Puerto Rico is a Caribbean island and unincorporated U.S. territory with a landscape of mountains, waterfalls and the El Yunque tropical rainforest. In San Juan, the capital and largest city, the Isla Verde area is known for its hotel strip, beach bars and casinos. Its Old San Juan neighborhood features colorful Spanish colonial buildings and El Morro and La Fortaleza, massive, centuries-old fortresses.
Puerto Rico is a self-governing commonwealth in association with the United States. The chief of state is the President of the United States of America. The head of government is an elected Governor. There are two legislative chambers: the House of Representatives, 51 seats, and the Senate, 27 seats.
You don’t need a passport to get in, the US dollar is used as currency, and there are hundreds of weekly flights from all over the country to San Juan. As far as travelers are concerned, visiting Puerto Rico is as easy as traveling to one of the 50 states.
The Old San Juan was founded in 1521 by Spanish settlers. The first fortification, La Fortaleza (The Fortress), began construction in 1533 and currently serves as the governor’s mansion. The Castillo San Felipe del Morro, or El Morro for short, was the second fort built on the islet of what is now Old San Juan and Puerta de Tierra. El Morro’s construction commenced in 1539 and finished in 1790; during those 250 years, El Morro went from a promontory mounted with a cannon to a six level fortress designed to unnerve attackers approaching from the sea.
In 1898, due to the Spanish-American War, the Island changed hands from Spain to the United States. El Morro was designated as part of Fort Brooke and actively used as a military installation during the First and Second World Wars. In 1961, the US Army retired El Morro, passing it on to the National Park Service to establish a museum. And in 1983, El Morro and the walled city of Old San Juan were declared UNESCO World Heritage Sites.
The piña colada was born in Puerto Rico
Salsa dance and Puerto Rico cannot be separated. Salsa is Puerto Rico’s greatest contribution to Latin music.
The streets are paved with blue cobblestones, giving a charming vibe.
The drinking age is 18.
There are five Miss Universe winners from Puerto Rico
The amazing beaches are everywhere −There are 270 miles of beaches.
Mosquito Bay in Vieques is one of the few places in the world where you can see the ”bioluminescent bay” phenomenon − where the water lights up neon blue − at its most intense
The temperature is 70−80 degrees all year round, so it’s always the perfect time to visit and explore Puerto Rico.
Puerto Rico also has its own incredible cuisine. If you’re on a budget, you can get a pretty great meal for as low $3 while high restaurants will cost you somewhere around $30 and up.

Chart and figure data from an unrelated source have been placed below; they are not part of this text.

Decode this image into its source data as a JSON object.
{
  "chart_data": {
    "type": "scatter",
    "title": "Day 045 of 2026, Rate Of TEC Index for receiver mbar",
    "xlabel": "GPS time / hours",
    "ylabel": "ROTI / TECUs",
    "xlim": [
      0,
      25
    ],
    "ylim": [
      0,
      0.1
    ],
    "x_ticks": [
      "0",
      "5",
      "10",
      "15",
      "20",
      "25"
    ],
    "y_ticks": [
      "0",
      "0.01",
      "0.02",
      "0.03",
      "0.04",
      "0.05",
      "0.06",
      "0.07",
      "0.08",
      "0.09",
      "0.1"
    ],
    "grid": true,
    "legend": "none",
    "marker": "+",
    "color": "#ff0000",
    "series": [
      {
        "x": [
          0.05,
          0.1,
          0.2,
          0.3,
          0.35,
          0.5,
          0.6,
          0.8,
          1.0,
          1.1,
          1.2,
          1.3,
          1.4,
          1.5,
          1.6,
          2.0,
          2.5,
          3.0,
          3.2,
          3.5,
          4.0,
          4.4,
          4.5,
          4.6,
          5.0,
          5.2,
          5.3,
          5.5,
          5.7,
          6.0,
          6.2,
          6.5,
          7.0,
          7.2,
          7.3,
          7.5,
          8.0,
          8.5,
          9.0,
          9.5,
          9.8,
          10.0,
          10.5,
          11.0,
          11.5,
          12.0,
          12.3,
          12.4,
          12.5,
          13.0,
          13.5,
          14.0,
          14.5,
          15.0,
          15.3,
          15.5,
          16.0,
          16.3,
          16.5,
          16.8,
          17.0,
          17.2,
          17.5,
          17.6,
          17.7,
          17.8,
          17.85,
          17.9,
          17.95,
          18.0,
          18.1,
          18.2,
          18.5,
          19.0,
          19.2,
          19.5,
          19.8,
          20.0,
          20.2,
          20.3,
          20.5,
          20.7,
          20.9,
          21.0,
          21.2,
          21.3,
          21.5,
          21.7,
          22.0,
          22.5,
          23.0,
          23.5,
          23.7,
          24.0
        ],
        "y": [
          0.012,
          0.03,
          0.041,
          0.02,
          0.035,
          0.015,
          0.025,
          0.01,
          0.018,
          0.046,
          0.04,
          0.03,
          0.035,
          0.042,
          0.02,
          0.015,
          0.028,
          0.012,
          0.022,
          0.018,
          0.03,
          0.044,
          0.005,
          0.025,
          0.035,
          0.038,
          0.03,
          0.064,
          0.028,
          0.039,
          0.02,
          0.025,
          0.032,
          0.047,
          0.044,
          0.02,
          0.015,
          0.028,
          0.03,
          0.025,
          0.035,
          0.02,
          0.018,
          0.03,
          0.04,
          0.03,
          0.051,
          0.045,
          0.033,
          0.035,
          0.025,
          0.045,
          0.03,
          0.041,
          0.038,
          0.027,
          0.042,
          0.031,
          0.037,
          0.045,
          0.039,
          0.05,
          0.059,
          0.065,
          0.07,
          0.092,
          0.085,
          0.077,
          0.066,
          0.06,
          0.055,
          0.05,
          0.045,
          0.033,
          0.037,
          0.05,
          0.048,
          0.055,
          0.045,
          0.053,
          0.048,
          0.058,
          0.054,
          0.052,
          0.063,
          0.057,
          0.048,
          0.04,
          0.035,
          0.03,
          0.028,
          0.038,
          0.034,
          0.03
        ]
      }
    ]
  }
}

Puerto Rican cuisine has its roots in the cooking traditions and practices of Europe (mostly Spain), Africa and the native Taínos. Since the latter part of the 19th century, Puerto Rican cuisine can be found in several other countries.
We shared all we had learned about this gorgeous place in a quite short time, but honestly, our next visit to San Juan and Puerto Rico, will be much longer. You should do the same.